This article appeared in Consent #8 (May-July 1989)


- George B. N. Ayittey

{Mr. Ayittey, of Ghana, teaches economics at Bloomsburg (Pa.) University and is an associate with the Hoover Institute on War, Revolution and Peace (Stanford, California). The following article originally appeared in an October 1988 edition of the Washington Times.}

Africa faces a deep economic and social crisis. Ravaged by famine which has claimed more than 3 million lives since 1985, it is saddled with $200 billion in foreign debt and little to show for it except abandoned factories and decaying roads, ports and other facilities.

Most African leaders continue to blame colonialism, American "imperialism", international lending institutions and a hostile global economic system for their problems. But even the allegedly "backward and illiterate: peasants of Africa know better. More than 8 million peasants have voted with their feet on their leaders' economic policies. The United Nations estimates that more than half of the world's refugees today are in Africa. Earlier this decade, some Ghanaian peasants even called on Britain to recolonize the country.

True, colonialism did not bequeath much to Africa. Yet, in many countries the leadership could not even hold onto, let alone expand, what little Africa got. When Zaire gained independence in 1960, it had 31,000 miles of main road. Today, fewer than 3,500 miles are usable. In Uganda, Makerere University, in the 1950s called the "Harvard of Africa", is in ruins.

The destruction even extended to Africa's own indigenous institutions. For centuries, African natives pursued economic activities on their own. All the means of production, except land, were privately owned by the tribesmen, not the chiefs. Dugout canoes, fishing nets, hunting gear, livestock and huts always belonged to the natives. The land was communally owned, but the produce was sold by the individual farmers in free and open weekly fairs.

These native institutions of free enterprise and free trade were all present, albeit at a pristine stage, well before the Europeans set foot in Africa. Early explorers also discovered a dense web of trade routes crossing the continent. Most notable were the Trans-Saharan trade routes, which existed as far back as the 10th century, well before Africa's "discovery" in the 15th century.

Located at the southern end of the Trans-Saharan trade routes were such important market towns as Timbuktu (Mali), Salaga (Ghana), and Kano (Nigeria). In East Africa, there were similar free trade routes along the Zambesi River and Sabi Valley, linking Mombasa (Kenya) and Ivuna (Tanzania).

More important, Africa's traditional rulers did little to interfere with this economic activity. In fact, one of the customary roles of the chiefs was to provide a peaceful atmosphere for their subjects to engage in trade and commerce. The chiefs seldom monopolized commerce, fixed prices or operated tribal government enterprises. Profits from commerce were for the peasants to keep, not for the chiefs to expropriate.
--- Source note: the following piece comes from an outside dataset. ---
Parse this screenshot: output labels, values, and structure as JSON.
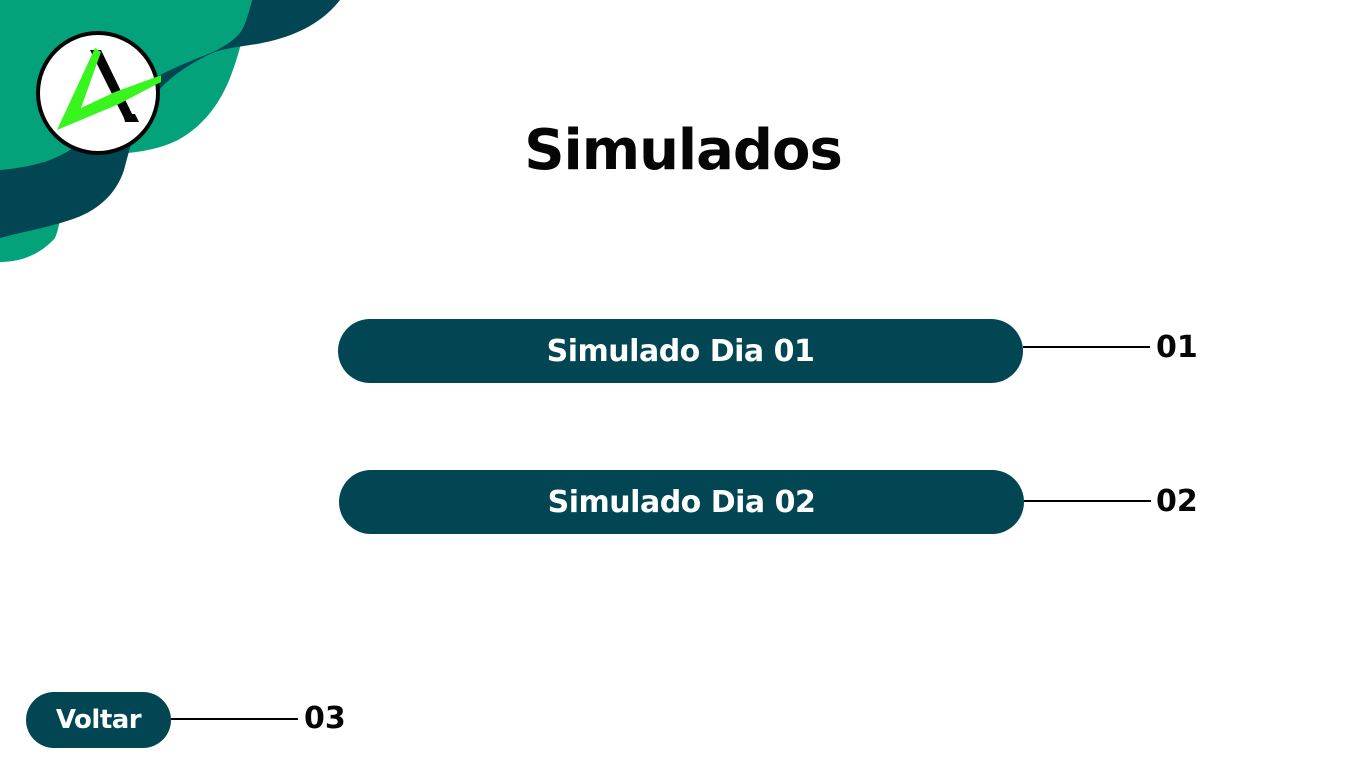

After colonization, the European rulers sought to control economic activities but failed as often as they succeeded. While there were many abuses, such as forced labour on plantations, for the most part native economic activities remained free.
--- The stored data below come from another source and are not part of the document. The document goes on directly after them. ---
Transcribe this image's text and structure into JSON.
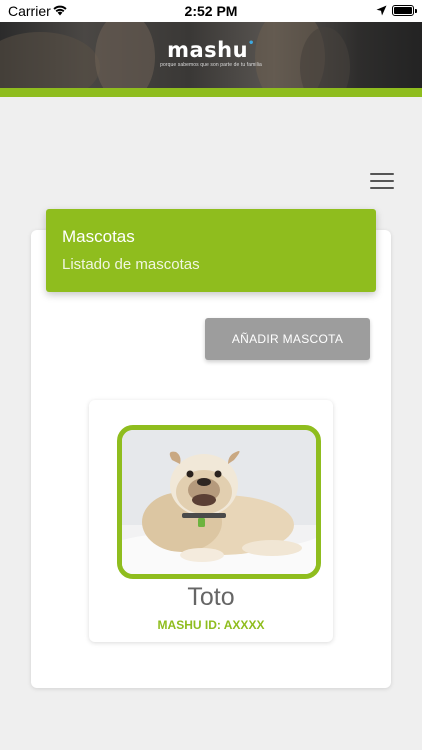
{
  "status_bar": {
    "carrier": "Carrier",
    "time": "2:52 PM",
    "icons": [
      "wifi-icon",
      "location-icon",
      "battery-icon"
    ]
  },
  "header": {
    "logo_text": "mashu",
    "tagline": "porque sabemos que son parte de tu familia"
  },
  "menu": {
    "icon": "hamburger-menu-icon"
  },
  "card": {
    "title": "Mascotas",
    "subtitle": "Listado de mascotas",
    "add_button_label": "AÑADIR MASCOTA"
  },
  "pets": [
    {
      "name": "Toto",
      "mashu_id_label": "MASHU ID: AXXXX",
      "photo": "bulldog-photo"
    }
  ],
  "colors": {
    "accent": "#8fbd1e",
    "button_gray": "#9d9d9d",
    "background": "#efefef"
  }
}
In fact, the Europeans never monopolized any economic activity - agriculture, fishing or commerce. A few large European firms dominated various sectors of the economy, but many native businessmen, despite their lack of skills, competed successfully with European firms.

Upon independence, not only colonial institutions, but even Africa's own indigenous institutions came under assault. Native traditions of free markets and free trade were viewed by Western-educated African leaders as colonial institutions designed for the exploitation of the peasants.
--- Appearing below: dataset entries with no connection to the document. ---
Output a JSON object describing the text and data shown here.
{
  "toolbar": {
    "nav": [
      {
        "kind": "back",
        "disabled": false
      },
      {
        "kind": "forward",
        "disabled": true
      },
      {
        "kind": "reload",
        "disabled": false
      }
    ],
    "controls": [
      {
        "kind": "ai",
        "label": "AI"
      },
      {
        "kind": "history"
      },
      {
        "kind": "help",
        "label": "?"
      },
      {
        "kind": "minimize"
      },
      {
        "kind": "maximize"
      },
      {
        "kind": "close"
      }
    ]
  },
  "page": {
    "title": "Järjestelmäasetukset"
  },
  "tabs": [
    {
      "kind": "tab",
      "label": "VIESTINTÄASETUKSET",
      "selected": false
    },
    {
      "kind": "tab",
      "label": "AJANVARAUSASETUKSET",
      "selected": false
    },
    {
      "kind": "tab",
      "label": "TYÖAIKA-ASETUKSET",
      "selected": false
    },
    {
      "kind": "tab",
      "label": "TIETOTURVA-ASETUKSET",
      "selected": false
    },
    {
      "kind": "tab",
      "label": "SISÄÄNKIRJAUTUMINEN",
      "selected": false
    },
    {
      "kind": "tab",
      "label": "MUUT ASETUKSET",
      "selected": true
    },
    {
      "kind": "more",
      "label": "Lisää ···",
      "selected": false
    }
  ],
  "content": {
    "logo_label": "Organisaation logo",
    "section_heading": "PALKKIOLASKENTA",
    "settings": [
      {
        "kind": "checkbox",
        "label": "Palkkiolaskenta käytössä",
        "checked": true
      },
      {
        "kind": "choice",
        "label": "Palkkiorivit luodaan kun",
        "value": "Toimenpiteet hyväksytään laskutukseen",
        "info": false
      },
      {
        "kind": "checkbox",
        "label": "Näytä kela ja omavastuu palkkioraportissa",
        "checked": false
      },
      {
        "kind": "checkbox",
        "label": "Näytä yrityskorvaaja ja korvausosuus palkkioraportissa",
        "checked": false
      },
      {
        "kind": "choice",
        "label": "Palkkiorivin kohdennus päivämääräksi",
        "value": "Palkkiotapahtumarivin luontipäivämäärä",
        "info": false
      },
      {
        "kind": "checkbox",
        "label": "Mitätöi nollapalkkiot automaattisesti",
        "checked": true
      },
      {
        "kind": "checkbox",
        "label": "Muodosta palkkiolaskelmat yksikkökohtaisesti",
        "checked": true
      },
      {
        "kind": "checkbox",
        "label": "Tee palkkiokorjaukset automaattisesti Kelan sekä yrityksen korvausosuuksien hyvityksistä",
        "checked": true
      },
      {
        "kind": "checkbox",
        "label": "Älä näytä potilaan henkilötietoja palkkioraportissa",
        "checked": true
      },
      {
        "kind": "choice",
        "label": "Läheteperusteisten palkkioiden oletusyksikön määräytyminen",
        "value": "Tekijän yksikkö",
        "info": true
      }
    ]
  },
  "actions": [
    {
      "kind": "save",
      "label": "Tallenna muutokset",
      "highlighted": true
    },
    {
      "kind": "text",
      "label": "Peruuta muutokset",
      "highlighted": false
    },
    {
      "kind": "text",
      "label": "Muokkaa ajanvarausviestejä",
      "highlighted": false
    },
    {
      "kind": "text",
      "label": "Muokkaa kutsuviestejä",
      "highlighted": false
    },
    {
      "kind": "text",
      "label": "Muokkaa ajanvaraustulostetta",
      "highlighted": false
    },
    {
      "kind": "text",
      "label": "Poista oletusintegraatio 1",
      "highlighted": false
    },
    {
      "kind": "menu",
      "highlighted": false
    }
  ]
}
In Guinea, President Sekou Toure's dogma of "Marxism in African clothes" made unauthorized trading a crime. Policy roadblocks controlled internal trade, cross-border smuggling was punishable by death and farmers were forced to deliver annual harvest quotas to "Local Revolutionary Powers".

In Ghana, Kwame Nkrumah's "socialism" sought nothing less than "the complete ownership of the economy by the state". By 1970, nearly 6,000 prices relating to more than 700 product groups were controlled. Indigenous free markets were literally blown up and burned by government troops.

Asked what he understood by "socialism", a member of Zimbabwe Prime Minister Robert Mugabe's Cabinet replied: "Socialism means what is mine is mine, but what is yours we share". Under the eccentric ideology of "Mobutuism," the president of Zaire is now one of the richest persons in the world, with more than $8 billion in Swiss bank accounts.

Even Bishop Desmond Tutu of South Africa has lamented the situation. While "South Africa is noted for its vicious violation of human rights, (it) is also very sad to note that there is less freedom in some independent African countries than there was in the much-maligned colonial period," he said last year.

Only by restoring Africa's heritage of free enterprise and free trade can we find a viable cure for the current crisis.